America's Imperialistic Mental Illness Epidemic

03/18/2010 05:12 am ET | Updated Nov 17, 2011

We believe that the United States is the leading edge for the discovery and treatment of mental illness. Instead, a remarkable article in the New York Times, The Americanization of Mental Illness, reveals,

Americans, particularly if they are of a certain leftward-leaning, college-educated type, worry about our country's blunders into other cultures [that's you, HuffPo readers, in case you didn't recognize yourselves]. In some circles, it is easy to make friends with a rousing rant about the McDonald's near Tiananmen Square, the Nike factory in Malaysia or the latest blowback from our political or military interventions abroad. For all our self-recrimination, however, we may have yet to face one of the most remarkable effects of American-led globalization. We have for many years been busily engaged in a grand project of Americanizing the world's understanding of mental health and illness. We may indeed be far along in homogenizing the way the world goes mad. . . .

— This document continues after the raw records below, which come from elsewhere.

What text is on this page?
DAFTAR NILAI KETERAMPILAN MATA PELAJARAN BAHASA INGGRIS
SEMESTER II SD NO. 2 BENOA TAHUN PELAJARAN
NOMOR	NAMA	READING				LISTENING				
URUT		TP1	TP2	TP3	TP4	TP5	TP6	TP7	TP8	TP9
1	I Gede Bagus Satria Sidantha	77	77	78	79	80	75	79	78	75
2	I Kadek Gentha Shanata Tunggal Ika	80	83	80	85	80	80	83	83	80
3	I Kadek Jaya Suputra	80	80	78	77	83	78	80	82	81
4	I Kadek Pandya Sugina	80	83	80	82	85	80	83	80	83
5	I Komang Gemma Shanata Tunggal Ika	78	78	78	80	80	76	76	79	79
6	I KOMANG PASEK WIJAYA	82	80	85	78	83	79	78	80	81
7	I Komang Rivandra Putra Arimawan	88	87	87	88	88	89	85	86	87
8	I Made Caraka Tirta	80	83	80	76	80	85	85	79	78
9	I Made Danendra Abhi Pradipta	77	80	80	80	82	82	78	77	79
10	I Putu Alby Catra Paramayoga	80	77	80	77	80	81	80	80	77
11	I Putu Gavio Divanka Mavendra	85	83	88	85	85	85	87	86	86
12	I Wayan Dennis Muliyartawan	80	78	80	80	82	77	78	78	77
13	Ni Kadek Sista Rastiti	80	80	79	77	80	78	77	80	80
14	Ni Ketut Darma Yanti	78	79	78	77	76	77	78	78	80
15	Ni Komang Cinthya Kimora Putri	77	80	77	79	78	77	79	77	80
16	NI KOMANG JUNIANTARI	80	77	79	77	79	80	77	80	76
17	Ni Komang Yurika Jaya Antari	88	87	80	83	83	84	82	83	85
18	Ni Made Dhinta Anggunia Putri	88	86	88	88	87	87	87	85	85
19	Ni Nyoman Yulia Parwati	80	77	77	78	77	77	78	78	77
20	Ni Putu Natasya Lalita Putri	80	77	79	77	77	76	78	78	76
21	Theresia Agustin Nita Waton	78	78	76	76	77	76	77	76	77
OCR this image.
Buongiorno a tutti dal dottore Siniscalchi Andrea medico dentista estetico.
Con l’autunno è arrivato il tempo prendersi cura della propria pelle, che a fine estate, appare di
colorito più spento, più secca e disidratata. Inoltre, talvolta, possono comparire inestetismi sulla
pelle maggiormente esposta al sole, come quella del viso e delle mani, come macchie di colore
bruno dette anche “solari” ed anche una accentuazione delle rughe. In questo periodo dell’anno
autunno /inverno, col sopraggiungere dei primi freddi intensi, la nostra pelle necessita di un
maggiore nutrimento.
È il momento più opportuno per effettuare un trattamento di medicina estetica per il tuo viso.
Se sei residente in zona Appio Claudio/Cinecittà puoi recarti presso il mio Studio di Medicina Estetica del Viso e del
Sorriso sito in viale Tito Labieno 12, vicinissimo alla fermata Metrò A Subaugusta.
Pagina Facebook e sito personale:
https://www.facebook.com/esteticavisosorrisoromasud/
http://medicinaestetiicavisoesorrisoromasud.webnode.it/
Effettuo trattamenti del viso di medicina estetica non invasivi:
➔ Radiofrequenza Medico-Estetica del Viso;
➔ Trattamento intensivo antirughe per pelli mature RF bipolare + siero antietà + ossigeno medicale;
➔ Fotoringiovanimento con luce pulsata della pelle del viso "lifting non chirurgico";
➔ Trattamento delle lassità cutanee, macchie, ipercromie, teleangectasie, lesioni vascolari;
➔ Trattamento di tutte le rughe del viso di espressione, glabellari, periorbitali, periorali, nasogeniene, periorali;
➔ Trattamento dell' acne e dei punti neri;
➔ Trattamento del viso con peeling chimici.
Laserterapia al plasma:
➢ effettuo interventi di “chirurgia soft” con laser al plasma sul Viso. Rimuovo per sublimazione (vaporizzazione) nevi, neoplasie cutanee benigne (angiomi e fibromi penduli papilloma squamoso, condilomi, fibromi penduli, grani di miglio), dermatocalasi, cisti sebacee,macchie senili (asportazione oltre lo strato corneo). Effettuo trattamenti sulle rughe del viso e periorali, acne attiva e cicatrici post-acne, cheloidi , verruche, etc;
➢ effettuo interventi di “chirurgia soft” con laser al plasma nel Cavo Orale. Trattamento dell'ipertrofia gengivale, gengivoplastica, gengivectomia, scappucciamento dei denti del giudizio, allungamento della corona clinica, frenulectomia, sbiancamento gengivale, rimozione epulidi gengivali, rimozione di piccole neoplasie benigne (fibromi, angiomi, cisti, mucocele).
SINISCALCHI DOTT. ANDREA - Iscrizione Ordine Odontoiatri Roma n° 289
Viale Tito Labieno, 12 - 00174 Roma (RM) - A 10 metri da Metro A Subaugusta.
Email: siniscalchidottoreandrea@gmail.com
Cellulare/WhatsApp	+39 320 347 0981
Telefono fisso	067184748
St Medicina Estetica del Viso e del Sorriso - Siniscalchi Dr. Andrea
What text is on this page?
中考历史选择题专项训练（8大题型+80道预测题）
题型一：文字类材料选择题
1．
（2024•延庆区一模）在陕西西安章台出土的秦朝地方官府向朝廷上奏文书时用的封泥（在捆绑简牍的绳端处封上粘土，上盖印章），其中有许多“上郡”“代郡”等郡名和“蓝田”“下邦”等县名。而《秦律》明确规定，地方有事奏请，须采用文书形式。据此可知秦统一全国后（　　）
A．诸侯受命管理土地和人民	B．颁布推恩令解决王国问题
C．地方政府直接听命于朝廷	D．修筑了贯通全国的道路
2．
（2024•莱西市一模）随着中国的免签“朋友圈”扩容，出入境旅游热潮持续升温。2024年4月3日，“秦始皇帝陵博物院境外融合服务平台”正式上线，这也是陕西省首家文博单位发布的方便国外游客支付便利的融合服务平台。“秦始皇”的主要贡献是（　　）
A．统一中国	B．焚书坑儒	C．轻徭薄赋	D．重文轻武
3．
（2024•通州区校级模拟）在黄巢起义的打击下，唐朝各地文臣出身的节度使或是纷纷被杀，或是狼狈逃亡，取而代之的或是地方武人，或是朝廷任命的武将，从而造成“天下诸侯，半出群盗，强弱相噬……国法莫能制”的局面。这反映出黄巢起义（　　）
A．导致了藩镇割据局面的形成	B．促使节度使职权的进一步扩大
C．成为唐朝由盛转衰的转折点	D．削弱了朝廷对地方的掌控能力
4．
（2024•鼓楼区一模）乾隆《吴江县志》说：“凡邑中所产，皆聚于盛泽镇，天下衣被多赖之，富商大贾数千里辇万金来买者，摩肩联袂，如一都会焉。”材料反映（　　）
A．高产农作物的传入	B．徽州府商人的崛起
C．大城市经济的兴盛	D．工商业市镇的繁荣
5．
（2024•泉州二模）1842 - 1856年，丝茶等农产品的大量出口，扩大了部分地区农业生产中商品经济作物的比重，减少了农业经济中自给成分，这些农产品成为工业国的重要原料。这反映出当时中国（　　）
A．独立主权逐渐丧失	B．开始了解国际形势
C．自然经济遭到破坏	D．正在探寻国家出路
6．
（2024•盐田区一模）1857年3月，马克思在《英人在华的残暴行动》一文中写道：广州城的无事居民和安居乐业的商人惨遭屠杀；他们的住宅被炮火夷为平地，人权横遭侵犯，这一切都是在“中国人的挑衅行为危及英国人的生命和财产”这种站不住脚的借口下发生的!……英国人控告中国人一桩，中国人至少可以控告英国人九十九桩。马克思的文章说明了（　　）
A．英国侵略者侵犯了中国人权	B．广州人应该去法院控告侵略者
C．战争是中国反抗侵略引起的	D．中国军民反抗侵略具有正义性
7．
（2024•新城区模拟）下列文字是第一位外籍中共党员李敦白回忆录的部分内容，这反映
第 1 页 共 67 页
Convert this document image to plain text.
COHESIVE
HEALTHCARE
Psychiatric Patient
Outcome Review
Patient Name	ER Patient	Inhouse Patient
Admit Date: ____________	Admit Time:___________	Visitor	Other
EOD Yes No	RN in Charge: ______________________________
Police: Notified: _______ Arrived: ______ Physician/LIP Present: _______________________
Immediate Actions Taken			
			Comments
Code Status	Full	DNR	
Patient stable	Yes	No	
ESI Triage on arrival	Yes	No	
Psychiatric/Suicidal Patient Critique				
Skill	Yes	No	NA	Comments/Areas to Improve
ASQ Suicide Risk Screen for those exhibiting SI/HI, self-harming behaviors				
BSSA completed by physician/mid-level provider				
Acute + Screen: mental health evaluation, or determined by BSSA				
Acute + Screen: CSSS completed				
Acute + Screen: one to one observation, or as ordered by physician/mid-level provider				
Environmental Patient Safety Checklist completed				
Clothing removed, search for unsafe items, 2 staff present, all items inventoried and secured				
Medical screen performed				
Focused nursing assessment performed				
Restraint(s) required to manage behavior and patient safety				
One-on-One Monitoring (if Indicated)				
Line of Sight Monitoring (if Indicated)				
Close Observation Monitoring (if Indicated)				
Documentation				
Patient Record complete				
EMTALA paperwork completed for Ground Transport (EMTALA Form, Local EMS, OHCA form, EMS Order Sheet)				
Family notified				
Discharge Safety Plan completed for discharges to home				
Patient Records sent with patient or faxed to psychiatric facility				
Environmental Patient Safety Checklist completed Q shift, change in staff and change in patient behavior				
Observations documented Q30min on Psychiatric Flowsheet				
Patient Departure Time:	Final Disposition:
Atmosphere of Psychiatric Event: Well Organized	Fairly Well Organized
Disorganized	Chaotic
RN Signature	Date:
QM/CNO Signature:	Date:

For more than a generation now, we in the West have aggressively spread our modern knowledge of mental illness around the world. We have done this in the name of science, believing that our approaches reveal the biological basis of psychic suffering and dispel prescientific myths and harmful stigma. There is now good evidence to suggest that in the process of teaching the rest of the world to think like us, we've been exporting our Western "symptom repertoire" as well. That is, we've been changing not only the treatments but also the expression of mental illness in other cultures. Indeed, a handful of mental-health disorders -- depression, post-traumatic stress disorder and anorexia among them -- now appear to be spreading across cultures with the speed of contagious diseases. These symptom clusters are becoming the lingua franca of human suffering, replacing indigenous forms of mental illness.

In other words, the mental illnesses we regard as biological imperatives are cultural creations that we are exporting (the same holds for alcoholism and addiction), to which we then point as proof of our assumptions. Human beings are characterized by their inability to distinguish reality from social reality. That has been bad news previously, what with Christian missionaries among the natives et al. But NEVER has their been a culture so intent on telling people around the world how to think as America. It is precisely because we cloak things in humaneness and science that our cultural imperialism is so insidious - and this cuts deeper than big pharma salesmanship and the never-ending enterprise of creating new psychiatric diseases. In the new instant global media world, we can now spread our neuroses - our psychiatricized conception of ourselves - virally.